Piper and Odelynne both have teased me for speaking too much about business. Perhaps I do. I am ever consumed by thoughts of boot-straps: having no capital, no name of renown, and no clients, I cannot see anything before me but an endless circle of needs. I can sell my wares, if I can but make some that are ready for immediate sale, or which can be used to demonstrate my talent; but for that, I must perforce have tools and materials, and for that, I need coin to purchase them, and for that, I need to have sold my wares. Talking up my trade to find those first commissions, which earn just enough praise to sow the seeds of further commissions, and just enough coin to buy my first tools, which lead to my next commission, which earns enough for more tools, and eventually materials, and eventually renown, seems the only boot-strap by which I can pull myself up. But clearly there is such a thing as too much.

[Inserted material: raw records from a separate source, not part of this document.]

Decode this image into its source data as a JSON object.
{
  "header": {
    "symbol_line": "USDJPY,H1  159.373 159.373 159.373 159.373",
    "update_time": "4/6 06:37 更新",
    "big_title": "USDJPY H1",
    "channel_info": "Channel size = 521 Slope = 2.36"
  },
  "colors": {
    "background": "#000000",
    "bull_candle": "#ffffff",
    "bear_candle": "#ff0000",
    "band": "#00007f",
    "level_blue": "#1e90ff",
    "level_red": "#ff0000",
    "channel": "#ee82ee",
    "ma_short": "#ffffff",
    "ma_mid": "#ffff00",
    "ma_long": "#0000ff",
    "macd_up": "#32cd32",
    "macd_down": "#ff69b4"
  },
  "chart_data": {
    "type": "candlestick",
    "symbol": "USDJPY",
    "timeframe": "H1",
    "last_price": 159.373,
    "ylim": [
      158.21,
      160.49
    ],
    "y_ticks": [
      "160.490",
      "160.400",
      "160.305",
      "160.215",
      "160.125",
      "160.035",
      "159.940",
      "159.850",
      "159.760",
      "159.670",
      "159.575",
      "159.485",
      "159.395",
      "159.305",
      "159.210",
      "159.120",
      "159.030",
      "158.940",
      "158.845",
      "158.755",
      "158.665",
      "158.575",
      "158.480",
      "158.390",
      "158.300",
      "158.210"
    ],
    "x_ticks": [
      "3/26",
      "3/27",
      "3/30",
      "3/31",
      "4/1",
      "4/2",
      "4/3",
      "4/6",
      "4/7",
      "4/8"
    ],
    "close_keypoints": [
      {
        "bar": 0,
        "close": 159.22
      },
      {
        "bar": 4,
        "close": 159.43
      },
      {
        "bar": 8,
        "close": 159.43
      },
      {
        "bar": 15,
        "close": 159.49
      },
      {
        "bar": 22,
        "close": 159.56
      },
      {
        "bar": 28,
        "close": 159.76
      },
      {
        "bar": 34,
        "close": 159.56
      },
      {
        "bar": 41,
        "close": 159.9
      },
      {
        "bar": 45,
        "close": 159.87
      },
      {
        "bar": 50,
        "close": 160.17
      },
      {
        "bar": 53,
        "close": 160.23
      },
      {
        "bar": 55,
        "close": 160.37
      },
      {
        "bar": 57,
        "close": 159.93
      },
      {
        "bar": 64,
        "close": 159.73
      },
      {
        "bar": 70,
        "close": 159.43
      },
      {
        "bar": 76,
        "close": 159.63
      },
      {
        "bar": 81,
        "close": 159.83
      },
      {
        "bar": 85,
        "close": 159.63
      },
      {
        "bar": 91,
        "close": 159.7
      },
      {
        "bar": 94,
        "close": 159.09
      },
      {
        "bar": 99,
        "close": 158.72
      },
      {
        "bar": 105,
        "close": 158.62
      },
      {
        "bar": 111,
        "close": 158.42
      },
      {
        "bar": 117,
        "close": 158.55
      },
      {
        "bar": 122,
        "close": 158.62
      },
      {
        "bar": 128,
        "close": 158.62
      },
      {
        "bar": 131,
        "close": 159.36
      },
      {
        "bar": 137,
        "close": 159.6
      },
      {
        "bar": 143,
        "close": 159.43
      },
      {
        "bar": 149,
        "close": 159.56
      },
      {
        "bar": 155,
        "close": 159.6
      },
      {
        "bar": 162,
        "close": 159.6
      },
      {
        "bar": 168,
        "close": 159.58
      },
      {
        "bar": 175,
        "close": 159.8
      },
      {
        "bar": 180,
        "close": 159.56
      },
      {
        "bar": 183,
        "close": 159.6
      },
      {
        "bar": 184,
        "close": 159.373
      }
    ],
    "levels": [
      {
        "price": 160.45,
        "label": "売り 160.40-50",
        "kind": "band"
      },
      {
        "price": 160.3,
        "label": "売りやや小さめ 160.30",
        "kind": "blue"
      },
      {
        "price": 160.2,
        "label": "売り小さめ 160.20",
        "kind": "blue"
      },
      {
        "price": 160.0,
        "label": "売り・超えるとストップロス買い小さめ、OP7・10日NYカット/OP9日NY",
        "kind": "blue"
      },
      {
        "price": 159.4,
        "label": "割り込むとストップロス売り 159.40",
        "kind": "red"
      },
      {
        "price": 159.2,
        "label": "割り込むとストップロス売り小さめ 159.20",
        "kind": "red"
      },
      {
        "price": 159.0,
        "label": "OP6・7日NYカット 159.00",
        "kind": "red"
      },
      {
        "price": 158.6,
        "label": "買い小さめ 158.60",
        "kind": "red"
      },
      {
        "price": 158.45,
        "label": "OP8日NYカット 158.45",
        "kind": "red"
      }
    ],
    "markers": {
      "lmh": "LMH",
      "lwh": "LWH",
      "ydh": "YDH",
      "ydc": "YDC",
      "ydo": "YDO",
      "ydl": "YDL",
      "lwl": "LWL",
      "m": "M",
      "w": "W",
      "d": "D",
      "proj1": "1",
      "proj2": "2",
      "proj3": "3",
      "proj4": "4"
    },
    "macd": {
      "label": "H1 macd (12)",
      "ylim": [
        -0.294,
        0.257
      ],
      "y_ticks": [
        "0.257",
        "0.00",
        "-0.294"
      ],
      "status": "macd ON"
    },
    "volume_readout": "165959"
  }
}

I had thought that, by speaking with the lovely Odelynne only of dance, and art, and merriment, and the pleasure of good company, I was taking a step in the correct direction. But, despite that we did not so much as take a step outside together, or touch hands beyond that tiny amount of one dance, Arthur somehow takes it as me being a 'cad', and speaks ill of me in public. Easy for him. His name is so beyond reproach that it can survive even his own repeated mockeries to it, through his boorish, unseemly, petulant, and decidedly ungentlemanly behavior. Where mine clings so precariously to the faintest whiff of respect that an ill-placed word can ruin it forever. Shall I then forswear the company of others entirely, to avoid any suggestion of impropriety? Or would that simply return me to the state of speaking too much of business?

Would that a man might prosper both in companionship and in trade based solely on his virtues, not on the whim of strangers who plumb not the weight of their words.